A censura no Regime Militar foi realmente tão ruim? (parte 2)
Durante o regime militar, a censura à produção cultural passa a perseguir ideias contrárias aos interesses dos militares – mesmo aquela que não tivesse conteúdo diretamente político. E muitas canções foram censuradas por motivo moral, por discriminação, preconceito e, principalmente, pela falta de preparo dos censores. João Carlos Muller Chaves, na época advogado da Phonogram e EMI-Odeon, ressalta a questão do critério no órgão de censura: “O critério era não ter critério. Às vezes eles barravam determinada música por não entenderem o que estava escrito ali. Não estavam preparados para aquela atividade, foram remanejados de outros departamentos e caíram em uma função jamais imaginada por eles”.

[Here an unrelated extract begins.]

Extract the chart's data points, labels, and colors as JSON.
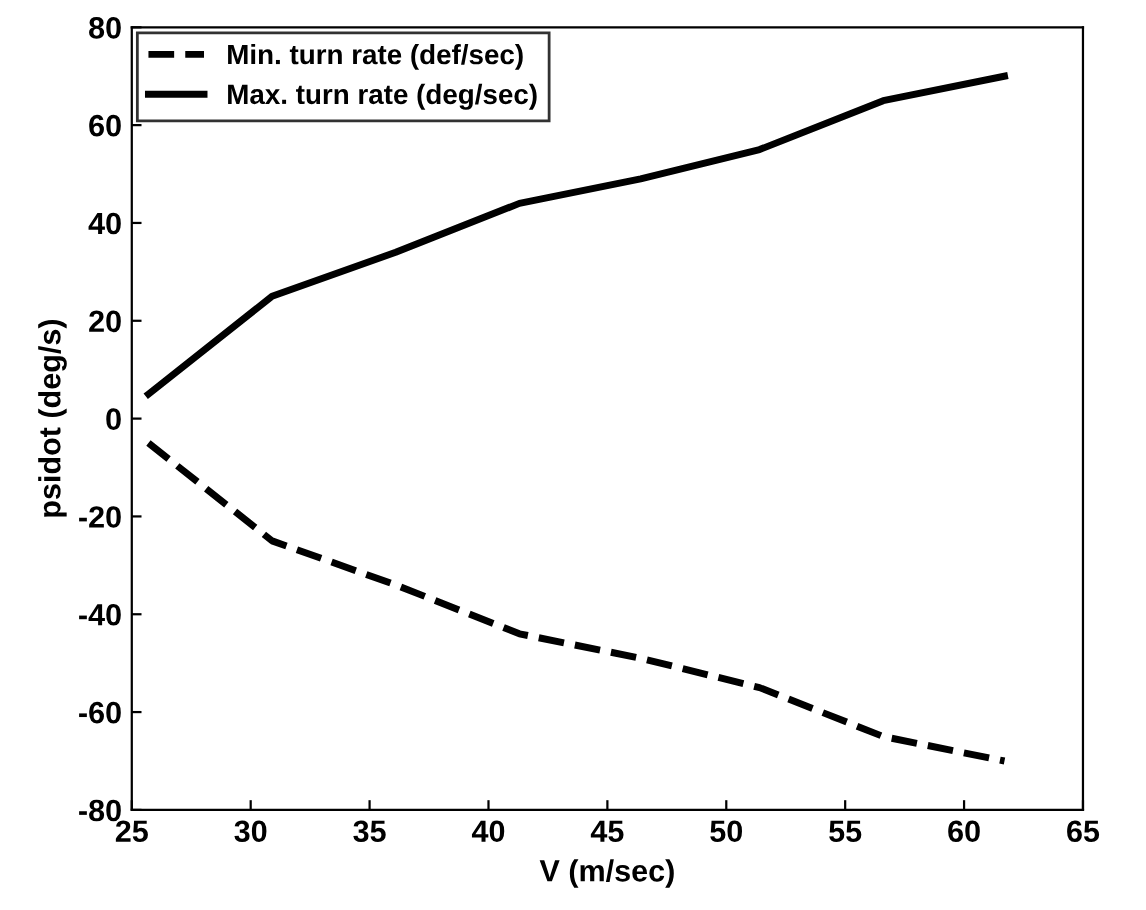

E na falta de verso, o silêncio também poderia ser visto como ameaça. É o caso do álbum instrumental “Casa Forte”, lançado pelo compositor Edu Lobo, em 1971. Segundo o DCDP, se não há palavras, qualquer interpretação é possível e as faixas poderiam ser usadas como propaganda anti-regime. Bom, se o poeta Ferreira Gullar foi acusado de manter relações com Cuba após a polícia apreender em sua casa um livro com o título “Do Cubismo à Arte Neoconcreta”… Como bem pontua o jornalista e escritor Carlos Heitor Cony. “A gente contava com dois fatores, um a favor e outro contra. O a favor era o seguinte: os censores eram muito burros, então não percebiam certas nuances. Por sua vez, por serem muito burros, muitas vezes cismavam com coisas que não tinham nada demais e proibiam uma peça ou uma música”.
Censura na música:
Era na música que os protestos mais pungentes contra o regime estavam presentes. Na maioria das vezes, eles vinham mascarados por inversões, ironias, duplos sentidos e estratégias linguísticas que não raro passavam despercebidas pelo Departamento de Censura de Diversões Públicas (DCDP), mas nunca pelo público. Aos olhos dos censores, contudo, não era só o posicionamento contra o governo que chamava a atenção, mas também todo e qualquer termo ou situação que atentasse contra a moral e os bons costumes.
Chico Buarque
Apesar de você
Composta diretamente para afirmar o descontentamento de Chico com a situação do país em 1970, Chico enviou Apesar de Você à censura fingindo tratar-se de uma canção sobre uma relação que terminava, mas tendo certeza de que seria vetada. Para sua surpresa, inicialmente a letra foi aceita e a música foi lançada em compacto, alcançando grande sucesso.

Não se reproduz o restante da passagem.